Notre crainte était de ne pas avoir suffisamment de matière pour nourrir cette réflexion. Or nous avons non seulement trouvé de nombreux exemples mais découvert que cette philosophie était pratiquée tant par des petites entreprises que par des multinationales, dans tous les secteurs d’activité et de nombreux pays. Nous avons rencontré un laboratoire japonais, une banque suédoise, un réseau de distribution scandinave. Ce qui les caractérise ? Toutes leurs activités sont au service de leurs interlocuteurs externes -clients, fournisseurs, territoires … – qu’elles servent de manière inconditionnelle sans subordonner ces relations aux intérêts économiques. Et grace à ce choix, elles progressent et prospèrent Cela va air delà de la RSE car ce ne sont pas des services développés à côté mais au cœur même de leur modèle. Ces interlocuteurs externes ne sont pas non plus assimilables aux parties prenantes, un terme trop générique. Ils ont des visages ! Et ce n’est pas neutre car c’est un moyen de s’inscrire dans une relation authentique et de traiter ces personnes non pas en « entités » mais en amis.
Interview d’Isaac et Laurent dans le magazine en ligne FINYEAR, consacré à la Finance.

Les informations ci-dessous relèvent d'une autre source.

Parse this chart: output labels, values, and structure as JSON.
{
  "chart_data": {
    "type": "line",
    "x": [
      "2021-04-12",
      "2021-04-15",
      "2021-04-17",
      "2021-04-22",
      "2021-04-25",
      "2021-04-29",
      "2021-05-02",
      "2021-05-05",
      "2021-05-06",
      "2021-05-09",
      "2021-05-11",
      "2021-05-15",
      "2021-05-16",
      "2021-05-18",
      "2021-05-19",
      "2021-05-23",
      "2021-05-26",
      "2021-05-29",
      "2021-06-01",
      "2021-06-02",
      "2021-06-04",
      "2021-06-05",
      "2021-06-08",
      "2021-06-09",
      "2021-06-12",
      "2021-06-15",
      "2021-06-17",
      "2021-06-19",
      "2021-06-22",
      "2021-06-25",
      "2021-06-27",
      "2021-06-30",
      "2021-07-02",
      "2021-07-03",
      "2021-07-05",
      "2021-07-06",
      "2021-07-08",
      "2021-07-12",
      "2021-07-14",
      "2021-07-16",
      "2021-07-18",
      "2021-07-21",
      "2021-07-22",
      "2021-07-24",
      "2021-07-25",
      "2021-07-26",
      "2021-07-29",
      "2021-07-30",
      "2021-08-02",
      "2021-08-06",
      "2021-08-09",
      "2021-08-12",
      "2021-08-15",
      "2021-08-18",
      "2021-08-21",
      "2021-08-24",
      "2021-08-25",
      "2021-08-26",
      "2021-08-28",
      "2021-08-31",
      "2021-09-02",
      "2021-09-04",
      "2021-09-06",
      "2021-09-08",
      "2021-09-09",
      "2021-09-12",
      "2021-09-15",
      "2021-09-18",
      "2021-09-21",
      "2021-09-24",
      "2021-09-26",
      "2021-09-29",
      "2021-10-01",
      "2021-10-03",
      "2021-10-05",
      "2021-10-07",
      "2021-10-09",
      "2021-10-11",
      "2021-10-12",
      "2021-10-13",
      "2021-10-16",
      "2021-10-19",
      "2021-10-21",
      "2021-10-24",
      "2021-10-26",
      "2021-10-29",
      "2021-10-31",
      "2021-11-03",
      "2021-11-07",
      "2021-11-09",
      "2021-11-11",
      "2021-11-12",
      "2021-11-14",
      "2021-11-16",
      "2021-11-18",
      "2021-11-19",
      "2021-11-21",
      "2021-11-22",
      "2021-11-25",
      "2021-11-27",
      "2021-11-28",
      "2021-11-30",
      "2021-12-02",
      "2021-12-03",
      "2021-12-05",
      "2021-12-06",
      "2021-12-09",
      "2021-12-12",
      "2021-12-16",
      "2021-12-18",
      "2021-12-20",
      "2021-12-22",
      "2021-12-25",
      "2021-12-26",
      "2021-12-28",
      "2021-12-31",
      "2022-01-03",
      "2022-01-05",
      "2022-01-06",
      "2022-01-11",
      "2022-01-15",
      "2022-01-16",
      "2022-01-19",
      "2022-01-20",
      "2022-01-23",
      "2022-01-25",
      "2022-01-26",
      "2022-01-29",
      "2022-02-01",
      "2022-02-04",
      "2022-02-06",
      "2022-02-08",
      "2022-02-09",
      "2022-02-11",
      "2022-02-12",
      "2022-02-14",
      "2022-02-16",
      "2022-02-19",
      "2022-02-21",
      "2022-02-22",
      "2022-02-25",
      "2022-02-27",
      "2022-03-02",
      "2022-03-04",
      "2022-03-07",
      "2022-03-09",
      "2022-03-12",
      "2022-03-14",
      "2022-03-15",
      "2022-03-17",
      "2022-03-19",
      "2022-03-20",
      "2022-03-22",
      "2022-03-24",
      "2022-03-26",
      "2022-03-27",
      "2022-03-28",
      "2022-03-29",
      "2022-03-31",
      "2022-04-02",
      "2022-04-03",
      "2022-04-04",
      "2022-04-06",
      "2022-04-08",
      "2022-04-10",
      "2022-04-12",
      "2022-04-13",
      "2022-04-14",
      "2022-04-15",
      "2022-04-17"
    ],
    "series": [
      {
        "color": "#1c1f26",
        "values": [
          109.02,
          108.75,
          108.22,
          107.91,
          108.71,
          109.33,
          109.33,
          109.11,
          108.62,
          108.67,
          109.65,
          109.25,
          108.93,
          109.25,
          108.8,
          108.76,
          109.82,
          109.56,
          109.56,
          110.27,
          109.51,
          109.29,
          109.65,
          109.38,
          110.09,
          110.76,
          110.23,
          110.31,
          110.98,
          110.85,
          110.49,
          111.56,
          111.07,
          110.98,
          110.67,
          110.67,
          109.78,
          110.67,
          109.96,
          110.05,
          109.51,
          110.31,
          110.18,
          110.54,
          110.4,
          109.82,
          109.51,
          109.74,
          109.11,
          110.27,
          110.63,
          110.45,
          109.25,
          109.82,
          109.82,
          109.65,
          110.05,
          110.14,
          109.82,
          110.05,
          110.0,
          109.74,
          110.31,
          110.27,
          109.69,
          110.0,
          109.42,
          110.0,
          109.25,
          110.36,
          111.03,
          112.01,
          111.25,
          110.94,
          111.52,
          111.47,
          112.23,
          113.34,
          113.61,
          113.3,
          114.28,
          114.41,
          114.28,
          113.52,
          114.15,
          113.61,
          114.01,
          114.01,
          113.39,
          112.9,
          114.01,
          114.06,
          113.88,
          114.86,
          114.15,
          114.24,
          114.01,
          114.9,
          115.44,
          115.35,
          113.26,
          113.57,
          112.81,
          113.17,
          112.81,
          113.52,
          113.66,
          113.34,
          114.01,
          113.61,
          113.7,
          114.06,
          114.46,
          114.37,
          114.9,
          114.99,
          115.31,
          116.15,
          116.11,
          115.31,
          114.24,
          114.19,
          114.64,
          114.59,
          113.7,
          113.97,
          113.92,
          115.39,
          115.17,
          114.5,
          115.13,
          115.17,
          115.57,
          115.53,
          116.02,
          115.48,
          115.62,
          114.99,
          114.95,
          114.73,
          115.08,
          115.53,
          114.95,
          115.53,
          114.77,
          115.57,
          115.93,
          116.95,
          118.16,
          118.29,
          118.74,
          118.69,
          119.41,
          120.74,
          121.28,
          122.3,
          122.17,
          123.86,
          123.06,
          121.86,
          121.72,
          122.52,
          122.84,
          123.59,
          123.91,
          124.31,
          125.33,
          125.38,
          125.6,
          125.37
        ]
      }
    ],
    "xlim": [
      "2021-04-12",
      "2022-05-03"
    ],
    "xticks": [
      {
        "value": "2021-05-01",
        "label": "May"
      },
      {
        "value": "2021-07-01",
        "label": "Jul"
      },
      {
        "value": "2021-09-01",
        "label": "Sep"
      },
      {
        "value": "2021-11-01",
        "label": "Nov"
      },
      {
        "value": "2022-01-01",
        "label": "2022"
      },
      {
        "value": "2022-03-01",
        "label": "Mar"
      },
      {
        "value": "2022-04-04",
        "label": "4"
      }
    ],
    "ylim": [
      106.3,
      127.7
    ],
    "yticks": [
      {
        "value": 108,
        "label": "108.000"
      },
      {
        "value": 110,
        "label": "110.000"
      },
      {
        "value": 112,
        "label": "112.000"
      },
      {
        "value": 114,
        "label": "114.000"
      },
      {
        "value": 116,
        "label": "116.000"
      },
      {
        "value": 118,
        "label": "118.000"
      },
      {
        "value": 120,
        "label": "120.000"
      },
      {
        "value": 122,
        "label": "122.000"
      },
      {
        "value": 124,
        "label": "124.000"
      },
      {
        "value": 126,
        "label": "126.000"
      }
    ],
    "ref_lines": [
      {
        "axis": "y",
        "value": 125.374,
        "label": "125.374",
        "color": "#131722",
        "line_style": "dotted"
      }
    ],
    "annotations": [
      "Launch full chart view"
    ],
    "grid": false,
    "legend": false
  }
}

Ils y abordent en particulier les différences entre l’entreprise altruiste et l’entreprise à mission.
L’entreprise altruiste : rechercher le bien commun permet de prospérer
Matthieu Biava : Nous parlons très souvent de la loi PACTE comme une loi fondamentale pour inciter les entreprises à penser et affirmer leur rôle au sein de la société : que peut-on en attendre ?
Isaac Getz : Je pense que c’est une évolution importante, la loi PACTE permettant à ceux qui le souhaitent d’avancer dans un cadre juridique clair. Cependant, les entreprises qui créent de la valeur sociale existent depuis des décennies. « Statut n’est pas vertu », autrement dit : le juridique ne peut pas changer la nature des activités cœur de métier de l’entreprise ; seule la transformation en profondeur peut le faire. C’est ce que nous avons pu observer avec Laurent Marbacher, pendant les cinq années au cours desquelles nous avons étudié des organisations que nous avons nommées entreprises altruistes. Sans un engagement de la part du numéro 1 pour que son entreprise ait pour seule finalité la création de valeur sociale, cette transformation ne pourra pas se faire. Chercher à poursuivre simultanément la recherche de valeurs sociale et économique conduit, malheureusement, à la subordination de la première à la seconde. Il suffit de comparer le rapport annuel économique consistant et épais avec le rapport social, qui est souvent moins consistant.